A hybrid optimization and data-driven approach to understand the role of the risk-aversion profile parameter in portfolio optimization problems with shorting constraints

Abstract

This study contributes to the optimization literature with an approach that would help investors understand how the risk-aversion profile hyperparameter affects excess returns, risk, and Sharpe ratio curves in portfolio optimization problems with short selling constraints. These curves were characterized by studying the original optimization problem and reducing it to a one-dimensional optimization problem. The problem variable was the excess return, and the minimum level of risk is expressed as a function of it.

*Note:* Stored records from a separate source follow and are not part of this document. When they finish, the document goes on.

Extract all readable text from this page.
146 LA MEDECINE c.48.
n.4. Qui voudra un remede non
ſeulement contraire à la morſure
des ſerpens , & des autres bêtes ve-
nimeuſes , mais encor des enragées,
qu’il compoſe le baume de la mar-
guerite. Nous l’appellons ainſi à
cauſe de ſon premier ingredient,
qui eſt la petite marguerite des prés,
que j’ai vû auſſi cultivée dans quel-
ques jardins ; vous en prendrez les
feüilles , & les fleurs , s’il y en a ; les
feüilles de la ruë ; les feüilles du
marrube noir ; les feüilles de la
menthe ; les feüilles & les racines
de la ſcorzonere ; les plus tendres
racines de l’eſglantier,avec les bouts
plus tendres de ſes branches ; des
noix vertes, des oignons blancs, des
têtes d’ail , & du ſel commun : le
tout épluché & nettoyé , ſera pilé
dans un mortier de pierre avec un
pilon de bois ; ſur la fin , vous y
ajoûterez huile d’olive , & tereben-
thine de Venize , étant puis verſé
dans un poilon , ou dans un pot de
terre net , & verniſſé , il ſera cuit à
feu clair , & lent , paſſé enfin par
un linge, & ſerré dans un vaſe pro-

An approach to the functional form of the minimum risk level curve was also proposed, which allows us to determine an analytical expression for the aforementioned curves. The study provides significant results for the financial literature, such as (i) an upper and lower bound for the risk aversion profile hyperparameter; (ii) the optimal value for the risk aversion profile hyperparameter; (iii) a reduced version of the optimization problem that is easier to solve, and of course (iv) an analytical expression for the excess return, risk and Sharpe ratio curves as functions of the aforementioned hyperparameters. All of these results are reported using the Mean Squared Variance (MSV) portfolio optimization problem as the baseline model, representing the two objectives of the problem minimization function (excess return and risk) in the same unit.